Mais alors, je devrais aussi ne plus boire ni café, ni thé. Seulement des tisanes produites en Suisse. Fini les avocats (dont la culture est aussi catastrophique au niveau de l’impact environnemental), même bio. Dur! Continuons dans la logique: je ne devrais plus utiliser de citron dans ma cuisine, ni ne manger oranges, mandarines et bananes, fruits qui viennent de loin. Idem pour les noix de cajou, de pécan, les amandes. Fini les poissons d’eau de mer et les crustacés et vive les poissons d’eau douce de nos lacs (il y en a encore assez? Hier peut-être, mais aujourd’hui, c’est l’ouverture de la pêche!).

La question est la suivante: où placer la barre du “lointain”? Est-ce que du saumon de Norvège, des tomates d’Italie, de l’huile d’olive de Grèce, c’est encore trop loin? Voilà qui complique la réflexion…

Micro-fibres diaboliques

Dans le ménage, il est d’autres postes où les choix sont tout aussi compliqués. Que c’est difficile de faire juste!

Un exemple: utiliser des torchons en microfibre permet d’économiser des produits ménagers. Mais ce textile synthéthique, malheureusement, perd des microfibres à chaque lavage (comme tout textile), des fibres que nos stations d’épuration sont pour le moment incapables de retenir.

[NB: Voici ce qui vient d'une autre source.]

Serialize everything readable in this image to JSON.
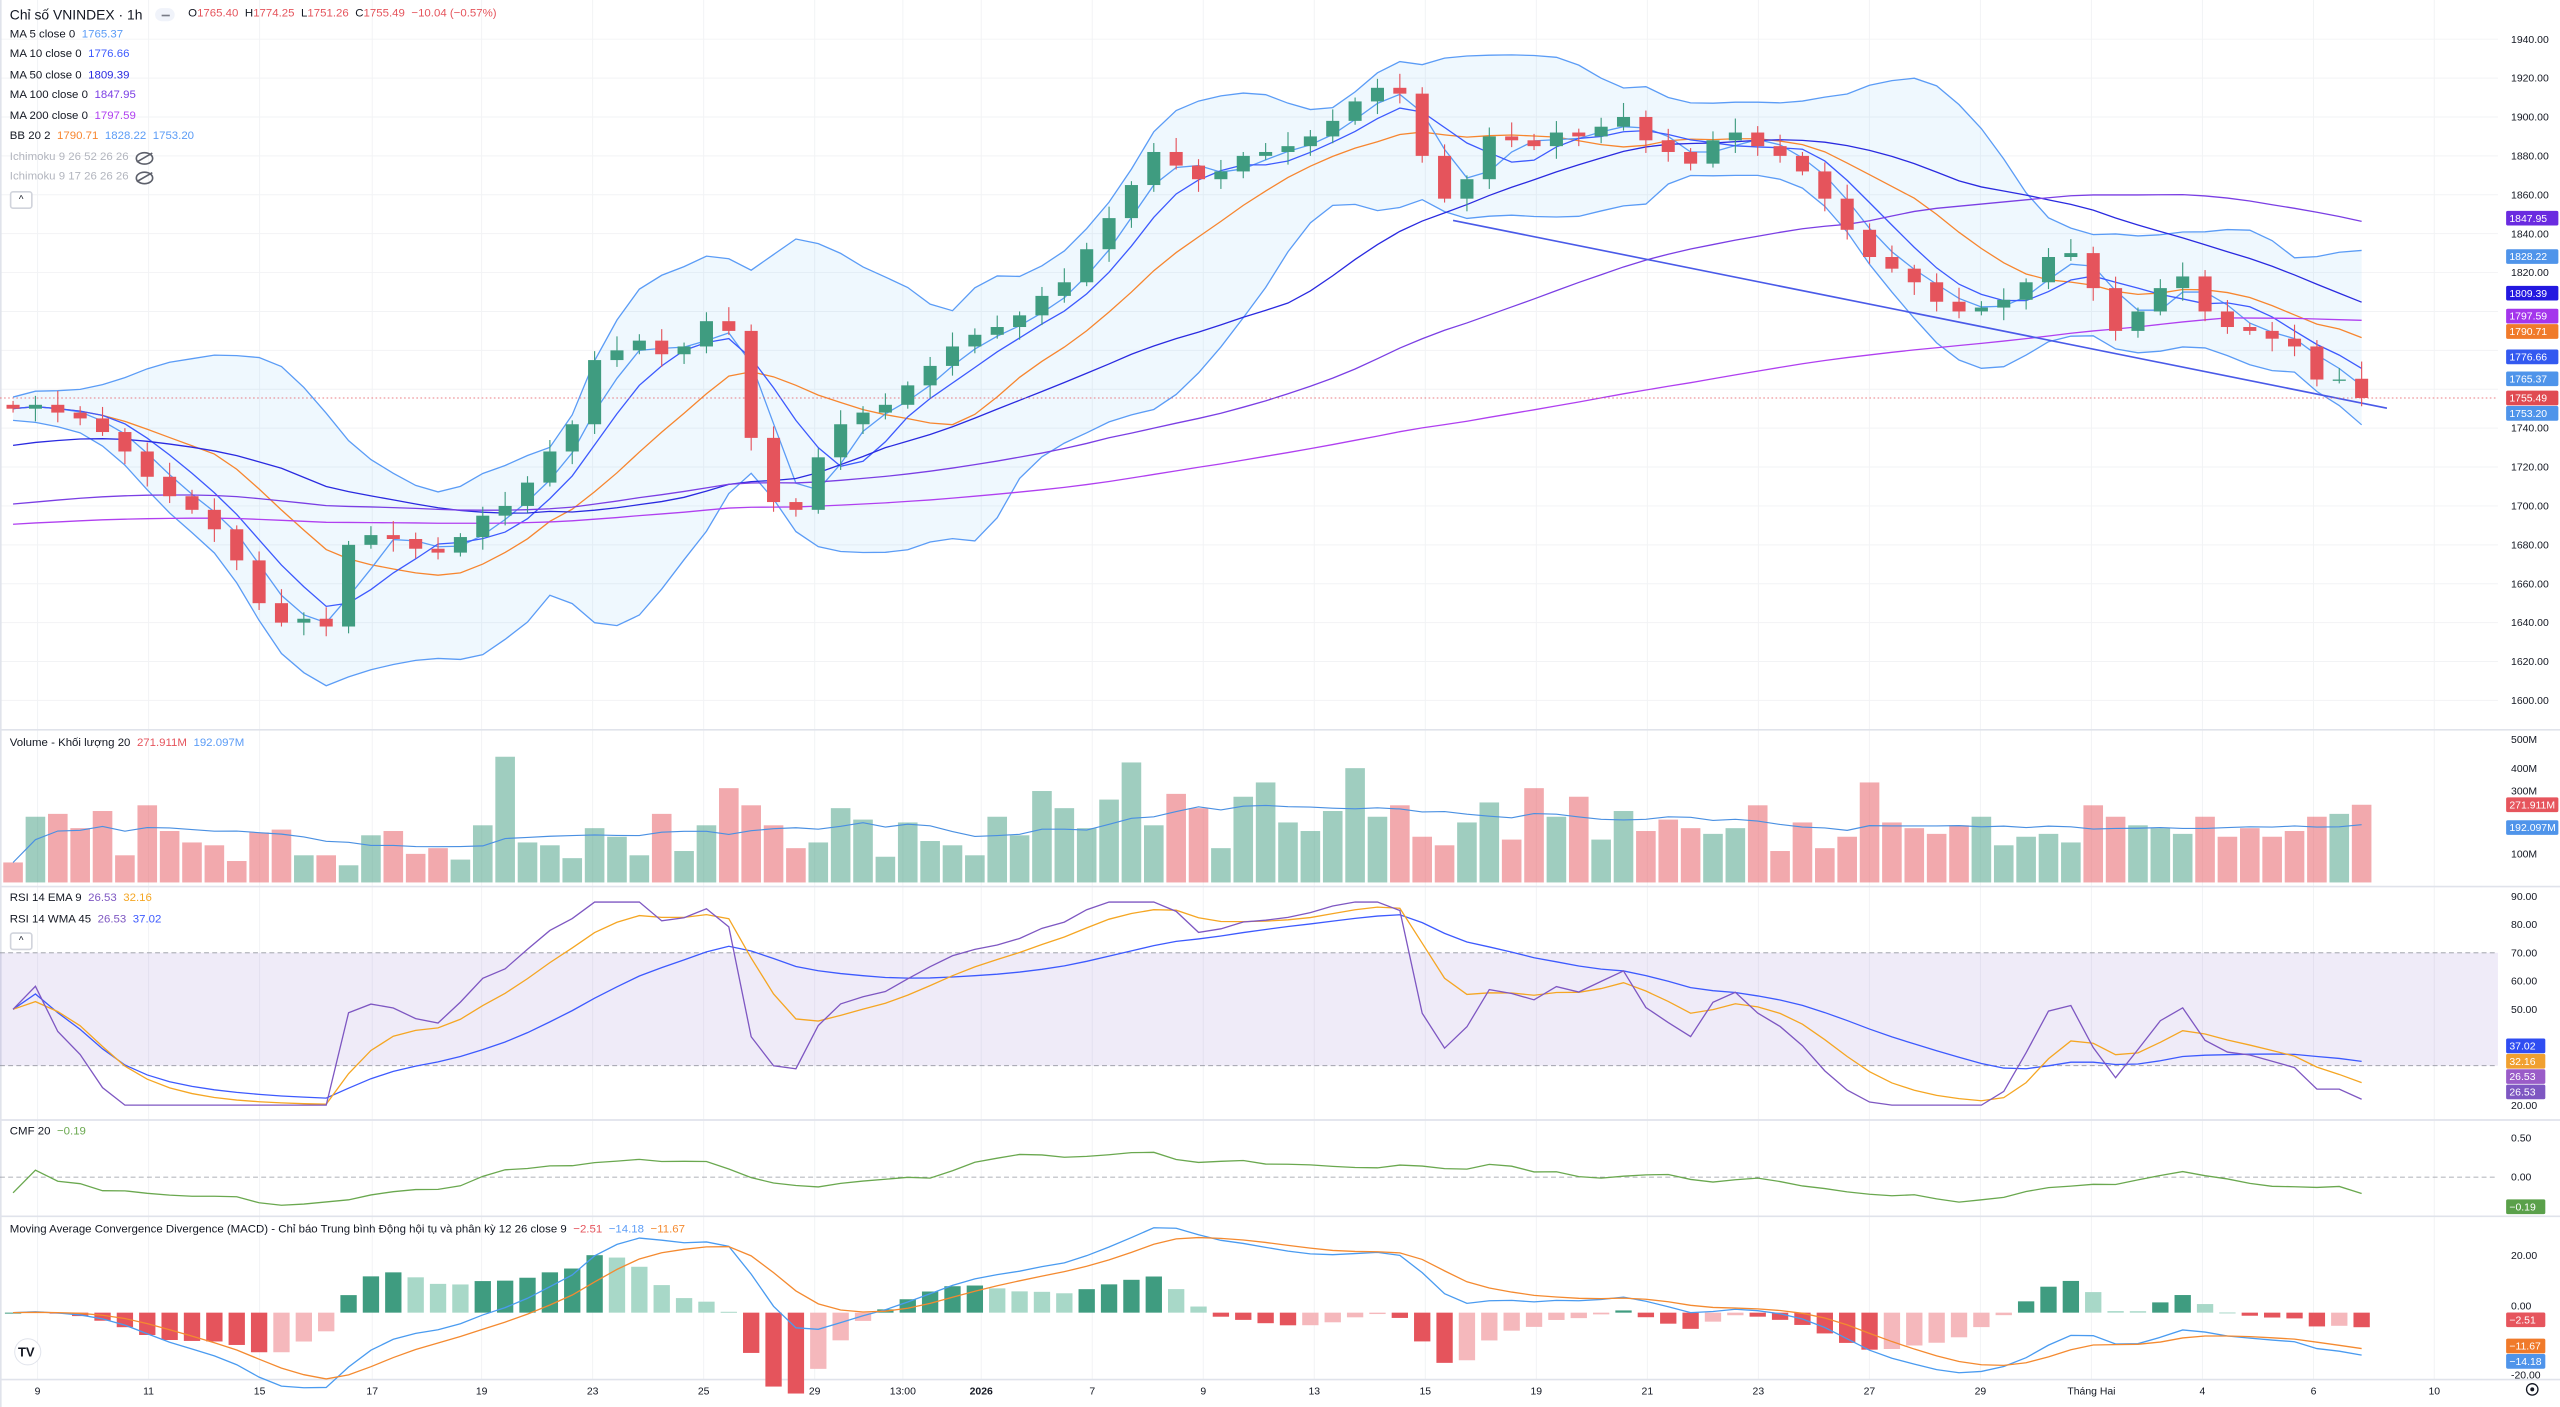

L’alternative est de choisir ses torchons en coton, comme au bon vieux temps d’avant la microfibre. C’est moins efficace et surtout, le coton est une culture terrible pour l’environment (utilisation de pesticides, gigantestque consommation d’eau, conditions sociales de travail catastrophiques…). Je n’ai à ce jour encore pas vu de torchons en coton bio en vente… En l’état de mes connaissances, je continue donc d’utiliser mes torchons en microfibre…

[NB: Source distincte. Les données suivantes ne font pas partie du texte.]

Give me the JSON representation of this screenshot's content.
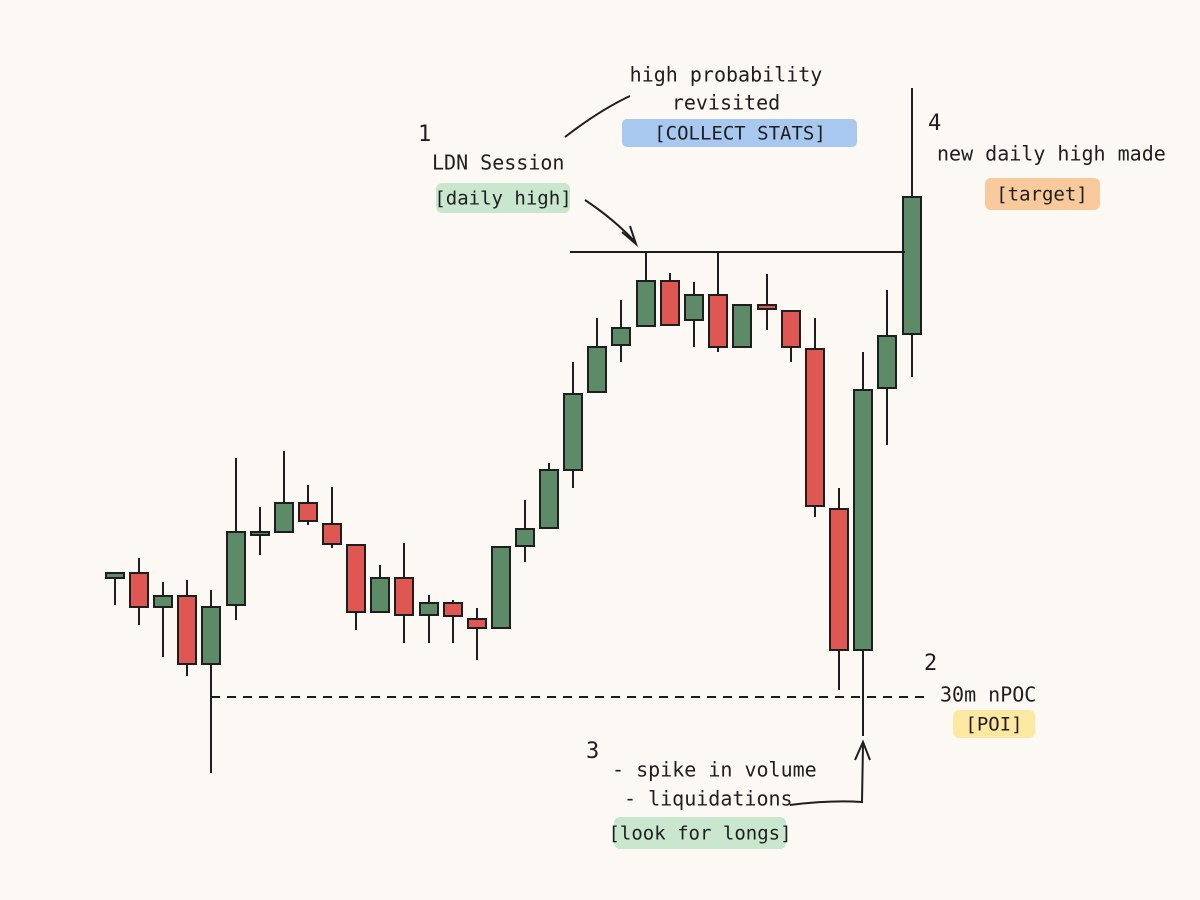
{
  "notes": {
    "stats": {
      "lines": [
        "high probability",
        "revisited"
      ],
      "tag": "[COLLECT STATS]"
    },
    "session": {
      "number": "1",
      "lines": [
        "LDN Session"
      ],
      "tag": "[daily high]"
    },
    "target": {
      "number": "4",
      "lines": [
        "new daily high made"
      ],
      "tag": "[target]"
    },
    "poi": {
      "number": "2",
      "lines": [
        "30m nPOC"
      ],
      "tag": "[POI]"
    },
    "longs": {
      "number": "3",
      "lines": [
        "- spike in volume",
        "- liquidations"
      ],
      "tag": "[look for longs]"
    }
  }
}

Les tissus synthétiques sont partout. Il est extrêmement rare de trouver des habits où les composants naturels (laine, soie, coton, chanvre, lin…) ne sont pas mélangés avec un peu de fibres synthétiques issues du pétrole.

Dans le domaine du sport, les habits dits “techniques” sont presque exclusivement fabriqués en fibres synthétiques. Et heureusement, car j’ai encore des souvenirs pénibles de cours de ski de mon enfance, chaussées de chaussures en cuir, avec des chaussettes en laine qui gratte, et habillée de vêtements qui n’évacuaient pas la sueur et pompaient l’humidité de la neige! A midi, j’avais froid et j’étais trempée. J’ai commencé à aimer les sports d’hiver (et le sport tout court) grâce aux équipements modernes… et synthétiques.

Moutons de race mérinos.

Une alternative a vu le jour depuis quelques années: la laine mérinos. Les articles en laine mérinos sont 100% pur laine. Ils ne doivent pas être lavés trop souvent car cette laine ne retient pas les odeurs. Un T-shirt évacue parfaitement l’humidité et protège magnifiquement contre le froid, ce qui en fait une fibre “technique” naturelle par excellence. Tout cela grâce à la taille de sa fibre, de l’ordre de 14 à 22 microns, un peu comme le cashmire, quand le cheveu humain en affiche 45 à 55. Du coup, cette laine ne gratte pas! Sur le revers de la médaille: la laine vient de moutons qui ne broutent pas en Suisse, mais plutôt à l’autre bout du monde (Australie, Tasmanie, Nouvelle-Zélande… et pourtant, la race des moutons mérinos est originaire d’Espagne). Et son prix, assez élevé !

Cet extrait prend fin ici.